Gut, dass sie das Thema wechselt. Viel mehr Tragik würde ich heute Abend nicht ertragen.

»Was?! Beneiden wir dich etwa ganz umsonst um dein aufregendes Single-Leben?«, fragt Viola. Dann nimmt sie Salz- und Pfefferstreuer und lässt die beiden wild übereinander herfallen.

»Was für ein hübsches Paar«, säuselt Steffi und geht lachend mit der Olivenöl-Flasche dazwischen. Dann wird sie wieder ernst. »Ich hab langsam keine Lust mehr auf die ewigen One-Night-Stands und Affären. Ich möchte endlich einen Mann kennenlernen, den ich vorher selbst ausgesucht habe. Aber leider bin ich viel zu schüchtern, um die Initiative zu ergreifen. Stattdessen lasse ich mich von den dämlichsten Primaten zu einem Drink einladen und gehe mit dem einen oder anderen ins Bett.«

»Du und schüchtern? Haha, da muss ich aber lachen«, bemerkt Lucie sarkastisch.

»Ja, ja, schon gut. Aber bei wirklich interessanten Männern bin ich wirklich schüchtern. Neulich wollte ich mal ganz mutig sein, als ich den schönsten Mann gesehen habe, der mir je begegnet ist. An einer Tankstelle. Ich gab mir einen Ruck und verfolgte ihn in seinem alten Saab 900. An der nächstbesten Ampel habe ich seine Stoßstange berührt. Nur ein bisschen. Fragt mich mal, was mich da geritten hat! So verzweifelt bin ich schon. Der Mann sah umwerfend aus, wie er da völlig perplex vor mir stand und mich entsetzt anschaute. Gerade, als ich ihn zu einem Wiedergutmachungsbier einladen wollte, griff er zum Telefon und rief seinen Mann an. Seinen Mann, einen Anwalt! Aber es war nicht völlig umsonst. Immerhin habe ich einen Blechschaden verursacht und werde bei der Versicherung hochgestuft.« Geistesabwesend steckt sich Steffi ein Stück Weißbrot in den Mund.

»Du hast eindeutig nicht nur einen Blechschaden. So was Bescheuertes habe ich noch nie gehört«, sage ich.

»Okay. Beim nächsten Mal achte ich darauf, dass er heterosexuell ist«, nuschelt Steffi mit vollen Backen.

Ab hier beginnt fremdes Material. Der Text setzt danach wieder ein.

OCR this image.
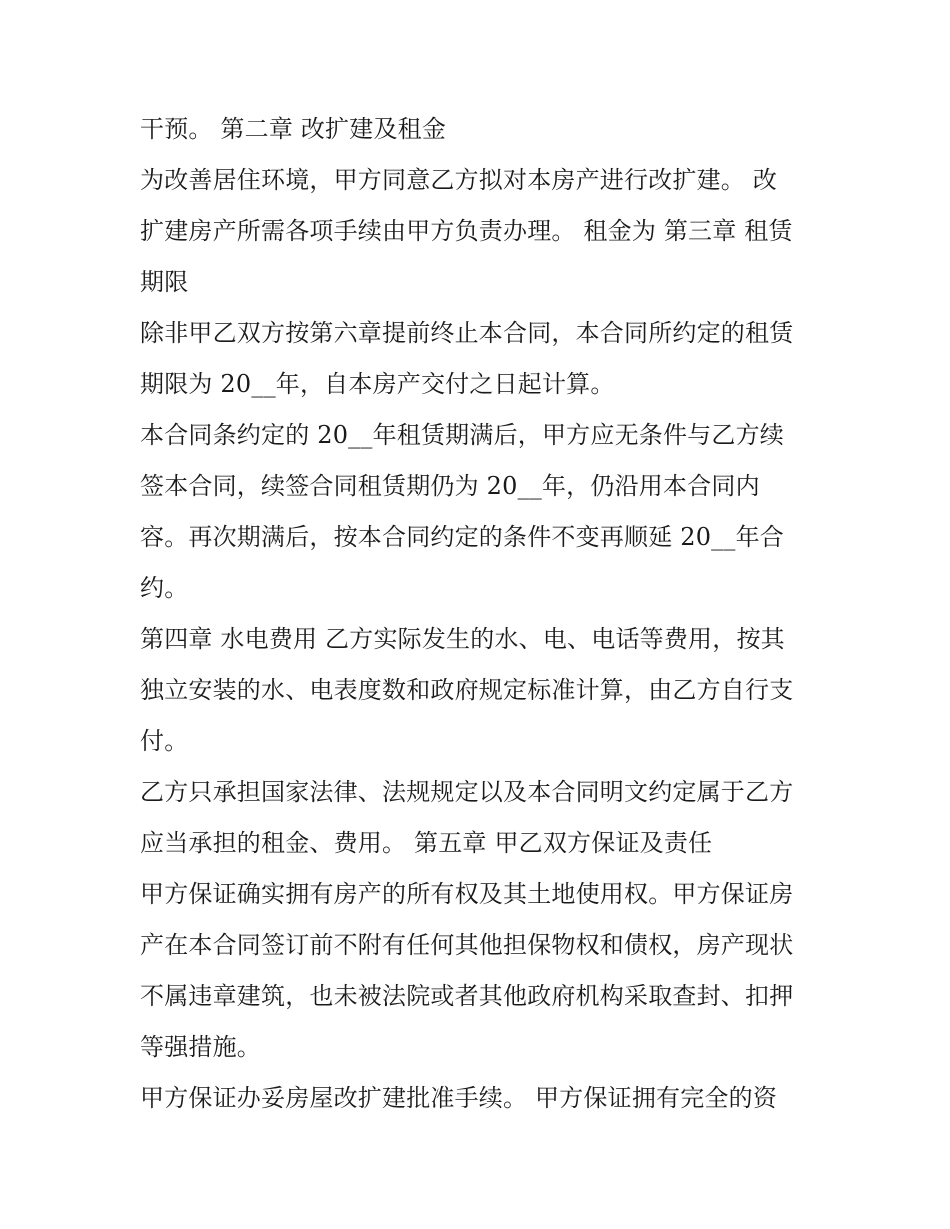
干预。 第二章 改扩建及租金
为改善居住环境，甲方同意乙方拟对本房产进行改扩建。 改
扩建房产所需各项手续由甲方负责办理。 租金为 第三章 租赁
期限
除非甲乙双方按第六章提前终止本合同，本合同所约定的租赁
期限为 20__年，自本房产交付之日起计算。
本合同条约定的 20__年租赁期满后，甲方应无条件与乙方续
签本合同，续签合同租赁期仍为 20__年，仍沿用本合同内
容。再次期满后，按本合同约定的条件不变再顺延 20__年合
约。
第四章 水电费用 乙方实际发生的水、电、电话等费用，按其
独立安装的水、电表度数和政府规定标准计算，由乙方自行支
付。
乙方只承担国家法律、法规规定以及本合同明文约定属于乙方
应当承担的租金、费用。 第五章 甲乙双方保证及责任
甲方保证确实拥有房产的所有权及其土地使用权。甲方保证房
产在本合同签订前不附有任何其他担保物权和债权，房产现状
不属违章建筑，也未被法院或者其他政府机构采取查封、扣押
等强措施。
甲方保证办妥房屋改扩建批准手续。 甲方保证拥有完全的资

»Ach Mädels, das Leben ist ganz schön aufregend«, lallt Viola. Das klingt niedlich. Sie verträgt nicht viel, verliert aber trotzdem nie komplett die Kontrolle. Wir nicken und prosten uns gegenseitig mit Ouzo zu; wie immer geht die Abschiedsrunde aufs Haus.

Als ich gegen Mitternacht zu Hause eintreffe, schläft Henning bereits. Ich schleiche ins Schlafzimmer und reiße das Fenster weit auf, um die laue Nachtluft hereinzulassen und mit ihr vielleicht sogar ein paar neue Erkenntnisse. Dann drapiere ich so lautlos wie möglich die schweren Vorhänge zwischen den Fensterflügeln, damit der Tag nicht zu früh Einzug hält, und krabbele ins Bett. Ich schließe die Augen und lausche Hennings gleichmäßigem Atem.

Aber neue Einsichten bringt die Nacht nicht. Es ist und bleibt paradox: Henning ist ein Teil von mir, und dennoch kann ich nicht von ganzem Herzen ja zu ihm sagen. Ich vermisse etwas, von dem ich keine Ahnung habe, was es sein könnte.

3

Der Donnerstag im Büro vergeht nur langsam. Ich habe mit den Vorbereitungen für ein Stadtfest zu tun, versuche, Preise für die Tombola zu akquirieren, schreibe eine Pressemitteilung über den Clown, die Hüpfburg und den Auftritt unseres Showacts, eines alten Schlagersängers, der seit hundert Jahren immer dieselben Hits zum Besten gibt. Soweit ich weiß, ist trotzdem nur ein Alkoholiker aus ihm geworden, nichts Schlimmeres. Bewundernswert.